Opening weekend: $9 million.
In Venom, a deranged lunatic in a black alien costume has kidnapped Mary Jane and is holding her hostage in an attempt to lure the friendly neighborhood Spider-man to his death. Oh, right, that's the plot of Spider-man 3 ...and now I've said too much.
Venom, from the director of I Know What You Did Last Summer and starring a bunch of nobodies, joins the ever-growing list of 2005 entries into the horror genre. Taking place in the swamps of Louisiana, this voodoo-tinged movie may be coming at just the wrong time. And furthermore, are people getting sick of horror movies yet? Or are they just sick of bad horror movies? Expect a very mild opening weekend and then a quick fadeout.
Opening weekend: $6 million.
Just Under the Radar
A History of Violence
David Cronenberg, the trippy Canadian director of such existential films as Naked Lunch, eXistenZ, and Spider, is back with A History of Violence. In the movie, a hero is confronted by some strange men who claim that the hero did bad things in the past and they want revenge. Cronenberg's films certainly aren't for everyone, but it is bound to be original and worth a look.
In this modern-day horror take on The Boy Who Cried Wolf, a group of students at a wealthy prep school get caught up in a game of deception. The game turns serious when students start getting killed. Sounds pretty interesting.
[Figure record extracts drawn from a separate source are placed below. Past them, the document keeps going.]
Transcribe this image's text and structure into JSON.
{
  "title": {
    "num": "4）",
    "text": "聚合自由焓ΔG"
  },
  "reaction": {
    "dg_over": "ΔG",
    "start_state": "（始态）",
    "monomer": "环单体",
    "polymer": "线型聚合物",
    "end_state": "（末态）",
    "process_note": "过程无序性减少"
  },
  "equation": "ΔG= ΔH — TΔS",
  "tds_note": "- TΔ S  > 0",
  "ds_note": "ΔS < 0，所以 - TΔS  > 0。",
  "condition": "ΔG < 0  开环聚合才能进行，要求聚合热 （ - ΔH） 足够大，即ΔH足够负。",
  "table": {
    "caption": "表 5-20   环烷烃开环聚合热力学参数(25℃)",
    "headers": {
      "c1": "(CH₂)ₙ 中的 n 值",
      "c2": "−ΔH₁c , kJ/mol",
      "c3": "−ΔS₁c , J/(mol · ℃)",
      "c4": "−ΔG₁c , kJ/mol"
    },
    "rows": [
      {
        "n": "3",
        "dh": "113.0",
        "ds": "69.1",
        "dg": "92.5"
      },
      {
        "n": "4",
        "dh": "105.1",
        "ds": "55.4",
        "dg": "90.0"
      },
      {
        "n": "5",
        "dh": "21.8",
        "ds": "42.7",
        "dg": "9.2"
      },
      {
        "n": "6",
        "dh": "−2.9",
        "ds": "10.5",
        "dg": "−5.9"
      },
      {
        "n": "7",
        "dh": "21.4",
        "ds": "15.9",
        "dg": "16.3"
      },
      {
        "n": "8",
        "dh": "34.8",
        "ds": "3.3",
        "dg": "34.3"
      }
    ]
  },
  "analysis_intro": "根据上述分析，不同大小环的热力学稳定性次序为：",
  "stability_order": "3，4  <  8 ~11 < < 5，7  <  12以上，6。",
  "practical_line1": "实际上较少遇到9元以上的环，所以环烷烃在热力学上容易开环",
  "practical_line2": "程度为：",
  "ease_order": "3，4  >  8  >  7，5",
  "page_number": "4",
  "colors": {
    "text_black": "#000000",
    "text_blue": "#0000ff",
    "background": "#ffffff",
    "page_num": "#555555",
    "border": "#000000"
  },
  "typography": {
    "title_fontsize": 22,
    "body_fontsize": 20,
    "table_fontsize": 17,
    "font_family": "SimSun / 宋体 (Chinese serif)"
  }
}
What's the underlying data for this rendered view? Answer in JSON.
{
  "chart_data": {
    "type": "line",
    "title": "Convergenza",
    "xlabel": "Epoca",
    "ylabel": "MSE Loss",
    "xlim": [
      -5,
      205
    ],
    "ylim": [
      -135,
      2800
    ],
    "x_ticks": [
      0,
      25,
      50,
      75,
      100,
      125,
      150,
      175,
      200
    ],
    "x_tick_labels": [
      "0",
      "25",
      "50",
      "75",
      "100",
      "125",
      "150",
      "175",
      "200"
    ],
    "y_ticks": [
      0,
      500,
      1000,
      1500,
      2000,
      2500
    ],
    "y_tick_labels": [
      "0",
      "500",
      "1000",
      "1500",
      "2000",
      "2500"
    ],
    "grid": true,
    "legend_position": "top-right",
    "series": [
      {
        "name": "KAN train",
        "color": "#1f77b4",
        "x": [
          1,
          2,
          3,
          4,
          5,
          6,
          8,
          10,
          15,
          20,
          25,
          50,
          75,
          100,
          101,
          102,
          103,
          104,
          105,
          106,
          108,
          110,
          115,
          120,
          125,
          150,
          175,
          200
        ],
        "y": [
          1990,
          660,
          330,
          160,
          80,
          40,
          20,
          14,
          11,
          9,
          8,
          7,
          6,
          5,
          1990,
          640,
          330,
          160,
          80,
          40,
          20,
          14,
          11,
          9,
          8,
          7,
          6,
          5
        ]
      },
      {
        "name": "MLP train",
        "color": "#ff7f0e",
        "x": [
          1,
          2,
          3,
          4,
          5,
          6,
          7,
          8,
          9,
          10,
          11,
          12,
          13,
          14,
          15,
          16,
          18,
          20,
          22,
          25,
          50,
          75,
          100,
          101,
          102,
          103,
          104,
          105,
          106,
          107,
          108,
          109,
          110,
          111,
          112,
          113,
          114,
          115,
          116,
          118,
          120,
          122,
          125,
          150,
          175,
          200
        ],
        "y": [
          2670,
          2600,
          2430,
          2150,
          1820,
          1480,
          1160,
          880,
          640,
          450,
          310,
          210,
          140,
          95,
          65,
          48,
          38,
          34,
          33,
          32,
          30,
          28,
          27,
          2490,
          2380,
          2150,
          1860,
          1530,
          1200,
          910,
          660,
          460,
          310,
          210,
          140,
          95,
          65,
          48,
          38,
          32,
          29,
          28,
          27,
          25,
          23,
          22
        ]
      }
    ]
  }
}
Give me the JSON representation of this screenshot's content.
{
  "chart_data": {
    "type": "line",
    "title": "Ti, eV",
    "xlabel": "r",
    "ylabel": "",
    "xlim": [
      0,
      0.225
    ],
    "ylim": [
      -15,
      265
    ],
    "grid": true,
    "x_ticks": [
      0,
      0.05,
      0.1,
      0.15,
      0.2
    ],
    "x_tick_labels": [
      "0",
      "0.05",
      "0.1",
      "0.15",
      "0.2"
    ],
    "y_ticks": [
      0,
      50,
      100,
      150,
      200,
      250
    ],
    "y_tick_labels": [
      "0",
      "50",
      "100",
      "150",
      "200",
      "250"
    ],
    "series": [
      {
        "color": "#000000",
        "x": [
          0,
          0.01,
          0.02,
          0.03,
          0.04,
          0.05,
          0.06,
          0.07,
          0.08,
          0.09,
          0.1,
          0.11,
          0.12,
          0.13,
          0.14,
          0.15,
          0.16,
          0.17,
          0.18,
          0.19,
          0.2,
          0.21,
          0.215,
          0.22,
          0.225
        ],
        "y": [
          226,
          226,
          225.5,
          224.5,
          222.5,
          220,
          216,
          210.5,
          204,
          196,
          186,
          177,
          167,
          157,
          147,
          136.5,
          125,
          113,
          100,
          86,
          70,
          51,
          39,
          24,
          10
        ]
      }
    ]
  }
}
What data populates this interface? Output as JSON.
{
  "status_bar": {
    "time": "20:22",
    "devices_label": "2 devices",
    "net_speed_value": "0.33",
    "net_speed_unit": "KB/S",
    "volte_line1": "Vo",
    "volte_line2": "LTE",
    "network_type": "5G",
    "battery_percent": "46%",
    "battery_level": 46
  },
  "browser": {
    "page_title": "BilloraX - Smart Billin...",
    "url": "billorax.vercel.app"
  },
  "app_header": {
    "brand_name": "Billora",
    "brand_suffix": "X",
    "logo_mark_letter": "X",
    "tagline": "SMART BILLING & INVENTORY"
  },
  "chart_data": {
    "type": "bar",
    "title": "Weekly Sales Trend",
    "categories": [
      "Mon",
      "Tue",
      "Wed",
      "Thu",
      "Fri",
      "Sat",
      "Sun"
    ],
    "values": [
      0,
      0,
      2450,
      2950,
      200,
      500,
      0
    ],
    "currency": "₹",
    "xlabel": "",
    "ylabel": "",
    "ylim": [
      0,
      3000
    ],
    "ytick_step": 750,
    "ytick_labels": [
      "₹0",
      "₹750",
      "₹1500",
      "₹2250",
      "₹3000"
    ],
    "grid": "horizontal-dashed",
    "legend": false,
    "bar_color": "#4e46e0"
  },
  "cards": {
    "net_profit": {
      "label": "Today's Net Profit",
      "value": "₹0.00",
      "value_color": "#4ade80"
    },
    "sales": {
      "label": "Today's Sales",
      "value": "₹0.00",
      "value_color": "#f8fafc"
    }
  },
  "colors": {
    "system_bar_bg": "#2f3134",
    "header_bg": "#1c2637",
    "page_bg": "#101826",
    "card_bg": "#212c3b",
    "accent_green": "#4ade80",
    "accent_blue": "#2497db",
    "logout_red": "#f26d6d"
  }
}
Plus it costars Jon Bon Jovi!
John Madden (no not that one), the director of the award-winning Shakespeare in Love, returns to the cinema with Proof. Gwyneth Paltrow is a woman who comes to care for her dying father (Anthony Hopkins) and must deal with several other people that were in his life. The pedigree is certainly there; this one could very well be in the mix during awards season.
* Please note that all opening weekend estimates are preliminary and do not account for final screen counts.